9 thoughts on “Crafting With Kids in Small and Rented Spaces”

  1. I keep messy projects confined to the kitchen table. We have laminate flooring with an area rug under the table. I got tired of cleaning the rug so, I went to Walmart and bought some clear heavy duty vinyl. They sell it in the fabric dept. for around 2 dollars a roll. 3-4yds will cover the whole rug. There is just enough over hang that I wrapped it around the rug and duct taped it down. Now my rug is wrapped in plastic. I can see my pretty rug but when something gets spilled as it inevitably will with 4 kids 5 and under I can just mop it off.

  2. shannon niebuhr (@JoziKaroo)

    We live in a 5th floor flat. Although we do own it, we’d like to keep it *relatively* intact, so:

    Just to follow up on the washable markers theme — our kitchen has tiled floors and tiled walls, up to eye level. We use both the floors and the walls as dry-erase “boards” for our 3 year old. Wipe them clean and start again. Sometimes he’ll draw whole murals.

    In one room we put down astroturf (plastic grass) over the existing flooring (tiles, but very unfriendly ones). We play with sand, water, paint, glitter, etc., out there. Once a month we roll up the astroturf and shake it out outside.

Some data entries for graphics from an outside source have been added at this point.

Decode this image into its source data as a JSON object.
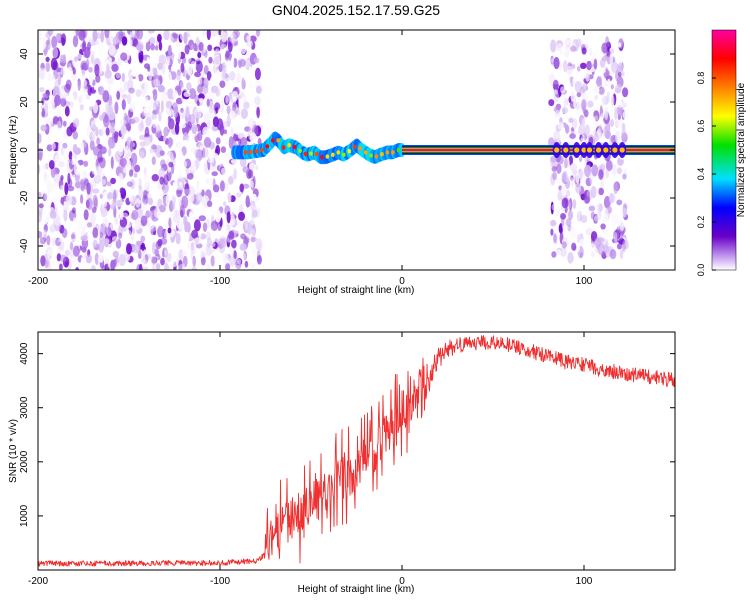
{
  "figure": {
    "title": "GN04.2025.152.17.59.G25"
  },
  "chart_data": [
    {
      "type": "heatmap",
      "xlabel": "Height of straight line (km)",
      "ylabel": "Frequency (Hz)",
      "xlim": [
        -200,
        150
      ],
      "ylim": [
        -50,
        50
      ],
      "x_ticks": [
        -200,
        -100,
        0,
        100
      ],
      "y_ticks": [
        -40,
        -20,
        0,
        20,
        40
      ],
      "colorbar": {
        "label": "Normalized spectral amplitude",
        "range": [
          0,
          1
        ],
        "ticks": [
          0.0,
          0.2,
          0.4,
          0.6,
          0.8
        ],
        "tick_labels": [
          "0.0",
          "0.2",
          "0.4",
          "0.6",
          "0.8"
        ],
        "colors": [
          "#ffffff",
          "#6a00c8",
          "#0000ff",
          "#00e0ff",
          "#00e000",
          "#ffff00",
          "#ff8000",
          "#ff0000",
          "#ff00a0"
        ]
      },
      "regions": [
        {
          "x": [
            -200,
            -78
          ],
          "f": [
            -50,
            50
          ],
          "amplitude": [
            0.0,
            0.15
          ],
          "note": "broadband noise"
        },
        {
          "x": [
            -92,
            0
          ],
          "f": [
            -8,
            8
          ],
          "amplitude": [
            0.2,
            0.8
          ],
          "note": "wavering ridge near 0 Hz"
        },
        {
          "x": [
            0,
            150
          ],
          "f": [
            -1,
            1
          ],
          "amplitude": [
            0.9,
            1.0
          ],
          "note": "strong line at 0 Hz"
        },
        {
          "x": [
            82,
            123
          ],
          "f": [
            -45,
            45
          ],
          "amplitude": [
            0.0,
            0.15
          ],
          "note": "noise columns"
        }
      ],
      "ridge": {
        "x": [
          -92,
          -85,
          -80,
          -76,
          -72,
          -70,
          -68,
          -65,
          -62,
          -58,
          -55,
          -52,
          -48,
          -45,
          -42,
          -38,
          -35,
          -32,
          -28,
          -25,
          -22,
          -18,
          -15,
          -12,
          -8,
          -5,
          -2,
          0
        ],
        "f": [
          -1,
          -1,
          -0.5,
          0,
          3,
          5,
          4,
          1,
          2,
          1,
          -1,
          -2,
          -1,
          -3,
          -3,
          -2,
          -1,
          -2,
          0,
          2,
          0,
          -2,
          -3,
          -2,
          -1,
          -1,
          0,
          0
        ]
      },
      "line_frequency_hz": 0
    },
    {
      "type": "line",
      "xlabel": "Height of straight line (km)",
      "ylabel": "SNR (10 * v/v)",
      "xlim": [
        -200,
        150
      ],
      "ylim": [
        0,
        4400
      ],
      "x_ticks": [
        -200,
        -100,
        0,
        100
      ],
      "y_ticks": [
        1000,
        2000,
        3000,
        4000
      ],
      "color": "#f03030",
      "series": [
        {
          "x": [
            -200,
            -180,
            -160,
            -140,
            -120,
            -100,
            -90,
            -80,
            -75,
            -70,
            -65,
            -60,
            -55,
            -50,
            -45,
            -40,
            -35,
            -30,
            -25,
            -20,
            -15,
            -10,
            -5,
            0,
            5,
            10,
            15,
            20,
            25,
            30,
            40,
            50,
            60,
            70,
            80,
            90,
            100,
            110,
            120,
            130,
            140,
            150
          ],
          "y": [
            120,
            120,
            120,
            125,
            130,
            130,
            150,
            170,
            280,
            700,
            800,
            950,
            1050,
            1250,
            1350,
            1550,
            1700,
            1750,
            1800,
            2000,
            2200,
            2450,
            2700,
            2900,
            3100,
            3400,
            3650,
            3900,
            4050,
            4150,
            4200,
            4200,
            4150,
            4050,
            3950,
            3850,
            3800,
            3700,
            3650,
            3600,
            3550,
            3500
          ]
        }
      ]
    }
  ]
}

    We use the apartment building’s exterior corridors far more than what they were intended for. I drag my son’s small plastic play table out there and we do painting and clay. I even borrowed the building’s fire hose to wash down the floor after a great experiment with colored-salt-glitter, and it just disappeared down the gutters and alkalanized the garden a bit (it was only 1/2 a cup total of salt, really).

  3. Good ideas! Also, buy shares in Mr Clean Magic Eraser ;) It was the only thing that saved the kitchen floor of our rented home at one point.

  4. Thanks so much for following up on this, MaryAnne! I think shower curtains will be a big help for me, also finger painting in the tub sounds splendid! Actually, I think I will use most of these ideas, from the comments as well! I need lots of help!! :)

  5. Another great post! I love coming here and just connecting with you wonderful ladies. Thank you, MaryAnne! Art time is always a mess at home, so I can’t help much with being neat. The cardboard easel on Maya*Made has helped a great deal with containing paint messes indoors in our kitchen. The baby is the one we are really watching now because she so desperately wants to join in any arty thing. When all our kids were about 12- 14 months old and too young to be able to draw (funny angle for wrists, I think) on horizontal paper, we taped butcher sheets to the four sides of a very large cardboard box – so that was a 4-sided easel and the vertical-ness of the surface seemed to stimulate drawing with crayons or pencils. The key, we found, was for the box to be squarish in cross-section (so stable) and at least as tall as the baby.
    MaryAnne- yes, we too have separated our art and craft supplies into roughly “safe” and “choke-able” for now. Actually, all the good stuff has been confiscated, pity and only taken out when the baby is napping. But as you said, we can keep replenishing the supply box as the littlest ones get older.

  6. When we lived in an apartment for a few months I had a tarp under the dining table. Same concept as a sheet, but there was no danger of anything soaking through to the carpet and most cleanups simply required taking the tarp outside to shake it off.